Sunday, September 07, 2003

Pennies and Pounds

While the wife was in NashVegas this weekend, I started the very involved task of packing up for our impending move. The plan is to use our third bedroom - heretofore our "office" - as the staging area for boxes and miscellany as we pack up the house.

The office works out well because we haven't painted it and it wasn't very well decorated, either. Thus, it does not lose much appeal as a box-storage room when we show the house.

So I start in on the process of breaking down the room. I get my ugly OfficeMax modular desk taken down; pack up the books from the Home Depot shelves and take the boxes out of the closet, repack them into new boxes and stack them in the corner. But also among the break-down tasks was dealing with the ugly "loving cup" full of pennies that has sat on my desk for three years.

The "loving cup" was a shower gift from my first marriage. I think it's supposed to be a vase, but it's an ugly metal bucket with handles. When it was opened at the (co-ed) shower, my buddy Lee remarked "You know, Ken, you're going to have to defend that next year." The old man - a business associate of my thankfully former father-in-law - who gave it to us was not amused.

In any case, the loving cup has become a repository for pennies. Lots of pennies. I used to think a whisky bottle was a good place to store pennies, but then the brother of a friend of mine got cracked over the head with a penny-filled Jack Daniel's bottle during a robbery, and the resulting scars made me think better of that idea.

And with 98% of the office packed and boxed up, I was left with a loving cup full of pennies sitting in the middle of the floor. Couple with that my (plastic) Coke bottle coin bank, and I had a lot of change to deal with. For this purpose, I had bought a box of one-gallon Ziplocs. After running my mixed-up change through my change sorter, I was left with six big Ziplocs full (by weight, not volume) of little Abes.

Ever curious, I toted the bags into the bathroom to give them a weigh. The bathroom scale only ways in half-pound increments - so we're not talking precision here - but what we have is 37 pounds of pennies.

That's two Dobies worth of pennies (Dobie, for those of you who do not know, is my wife's horrible little MinPin. Yes, he's fat). So how much is 37 pounds of pennies worth?

The answer is not as easy as you might think. According to the U.S. Mint, pennies made up until 1982 weighed 3.11 grams (.006856 pounds). After that, a new mix of metal was used, dropping the weight down to 2.5 grams (.005512 pounds).

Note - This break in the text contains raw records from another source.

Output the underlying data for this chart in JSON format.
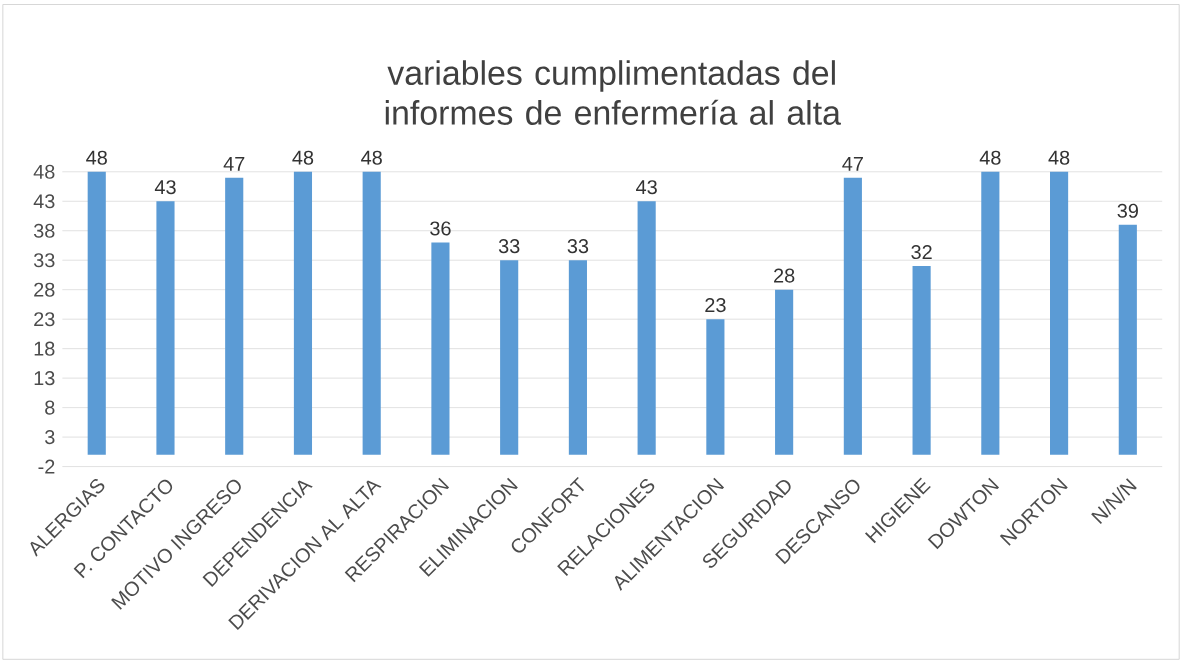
{
  "chart_data": {
    "type": "bar",
    "title": "variables cumplimentadas del informes de enfermería al alta",
    "categories": [
      "ALERGIAS",
      "P. CONTACTO",
      "MOTIVO INGRESO",
      "DEPENDENCIA",
      "DERIVACION AL ALTA",
      "RESPIRACION",
      "ELIMINACION",
      "CONFORT",
      "RELACIONES",
      "ALIMENTACION",
      "SEGURIDAD",
      "DESCANSO",
      "HIGIENE",
      "DOWTON",
      "NORTON",
      "N/N/N"
    ],
    "values": [
      48,
      43,
      47,
      48,
      48,
      36,
      33,
      33,
      43,
      23,
      28,
      47,
      32,
      48,
      48,
      39
    ],
    "color": "#5b9bd5",
    "ylim": [
      -2,
      48
    ],
    "yticks": [
      -2,
      3,
      8,
      13,
      18,
      23,
      28,
      33,
      38,
      43,
      48
    ],
    "grid": "y",
    "data_labels": true
  }
}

So, if all of my pennies are from 1983 and later, 37 pounds of pennies is $67.13. All made before 1983: $53.96. The actual number, of course, is somewhere between. The weight is also not exactly 37 pounds, of course.

And now that I have $54 - $67 worth of pennies, what do I do with them? I'm thinking CoinStar. Apparently both the Ghetto Kroger and Super Giant Foods have these money suckers installed now. I'm much too cheap to ever drop quarters, dimes or even nickels into those things (I think the fee is something like 6%), but I think it's well worth it to recoup the cash from the little copper paperweights.

I think I'll go to Super Giant, as to avoid the potential embarassment of Will or Charles seeing me cashing in.